A third principle is also evident. Abraham’s servant is reminded by his master of the faithfulness of our covenant God. The servant asks what he is to do if the woman refused to return to Canaan. Abraham reminds the servant that God had called Abraham from the land of Ur to go to Canaan. It was God’s will to separate Abraham this way and to take him to the promised land. And God had abundantly prospered Abraham in this land. There God had given the son of promise. There God had given assurance of a seed as numerous as the stars of heaven. God had indicated that He would have Abraham remain in this land—though for the present he was a pilgrim and stranger.
This must mean, since God’s will was very evident in all of this, that God also would not forsake Abraham and Isaac in the time of need. If the promised seed is to be born through the line of Isaac, then God would also see to it that he would receive a proper wife through whom the promise would be realized. There could be no doubt of it. By faith Abraham also believed this. It was in harmony with His promise that God also did indicate that Rebekah was the wife Isaac must have. Marvelous it is how God provides.
And did you apply this principle also to yourself?
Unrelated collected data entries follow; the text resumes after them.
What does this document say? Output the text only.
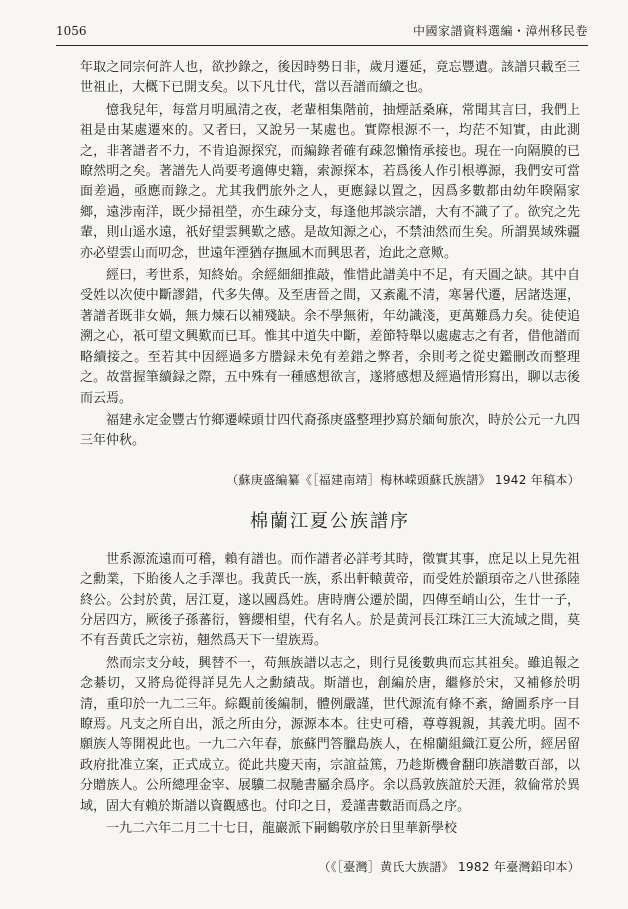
1056	中國家譜資料選編・漳州移民卷

年取之同宗何許人也，欲抄錄之，後因時勢日非，歲月遷延，竟忘豐遺。該譜只載至三世祖止，大概下已開支矣。以下凡廿代，當以吾譜而續之也。

憶我兒年，每當月明風清之夜，老輩相集階前，抽煙話桑麻，常聞其言曰，我們上祖是由某處遷來的。又者曰，又說另一某處也。實際根源不一，均茫不知實，由此測之，非著譜者不力，不肯追源探究，而編錄者確有疎忽懶惰承接也。現在一向隔膜的已瞭然明之矣。著譜先人尚要考適傳史籍，索源探本，若爲後人作引根導源，我們安可當面差過，亟應而錄之。尤其我們旅外之人，更應録以置之，因爲多數都由幼年睽隔家鄉，遠涉南洋，既少掃祖塋，亦生疎分支，每逢他邦談宗譜，大有不識了了。欲究之先輩，則山遥水遠，祇好望雲興歎之感。是故知源之心，不禁油然而生矣。所謂異域殊疆亦必望雲山而叨念，世遠年湮猶存撫風木而興思者，迨此之意歟。

經曰，考世系，知終始。余經細細推敲，惟惜此譜美中不足，有天圓之缺。其中自受姓以次使中斷謬錯，代多失傳。及至唐晉之間，又紊亂不清，寒暑代遷，居諸迭運，著譜者既非女媧，無力煉石以補殘缺。余不學無術，年幼識淺，更萬難爲力矣。徒使追溯之心，祇可望文興歎而已耳。惟其中道失中斷，差節特舉以處處志之有者，借他譜而略續接之。至若其中因經過多方謄録未免有差錯之弊者，余則考之從史鑑刪改而整理之。故當握筆續録之際，五中殊有一種感想欲言，遂將感想及經過情形寫出，聊以志後而云焉。

福建永定金豐古竹鄉遷嵘頭廿四代裔孫庚盛整理抄寫於緬甸旅次，時於公元一九四三年仲秋。

（蘇庚盛編纂《［福建南靖］梅林嵘頭蘇氏族譜》 1942 年稿本）
棉蘭江夏公族譜序

世系源流遠而可稽，賴有譜也。而作譜者必詳考其時，徵實其事，庶足以上見先祖之勳業，下貽後人之手澤也。我黄氏一族，系出軒轅黄帝，而受姓於顓頊帝之八世孫陸終公。公封於黄，居江夏，遂以國爲姓。唐時膺公遷於閩，四傳至峭山公，生廿一子，分居四方，厥後子孫蕃衍，簪纓相望，代有名人。於是黄河長江珠江三大流域之間，莫不有吾黄氏之宗祊，翹然爲天下一望族焉。

然而宗支分岐，興替不一，苟無族譜以志之，則行見後數典而忘其祖矣。雖追報之念綦切，又將烏從得詳見先人之勳績哉。斯譜也，創編於唐，繼修於宋，又補修於明清，重印於一九二三年。綜觀前後編制，體例嚴謹，世代源流有條不紊，繪圖系序一目瞭焉。凡支之所自出，派之所由分，源源本本。往史可稽，尊尊親親，其義尤明。固不願族人等開視此也。一九二六年春，旅蘇門答臘島族人，在棉蘭組織江夏公所，經居留政府批准立案，正式成立。從此共慶天南，宗誼益篤，乃趁斯機會翻印族譜數百部，以分贈族人。公所總理金宰、展驥二叔馳書屬余爲序。余以爲敦族誼於天涯，敘倫常於異域，固大有賴於斯譜以資觀感也。付印之日，爰謹書數語而爲之序。

一九二六年二月二十七日，龍巖派下嗣鶴敬序於日里華新學校

（《［臺灣］黄氏大族譜》 1982 年臺灣鉛印本）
We often worry and fret. We might wonder if God will send a proper husband and wife to us. We can point to instances where some remained unmarried because they loved God’s truths more than a union which would require separation from those truths. The principle, you must understand, is that God will provide. He does not indeed promise to every covenant youth a husband or wife. He does promise to provide according to His good pleasure.
Hold fast to the principles of God’s Word—and believe that God provides. Walk according to the above principles, young people, and you will indeed experience His favor all of your days. Don’t misunderstand or misconstrue the will of God. Don’t say, as some have, that because I met so-and-so by the direction of God, therefore it must be the intent of God that I marry him or her—though he belongs not to the church. That would be a deliberate distortion of the idea of God’s providence. Though it is true that God directs “chance” meeting of young people, He requires that we walk according to the principles of His Word in choosing a mate. By grace, do this—and enjoy His blessing on such a union.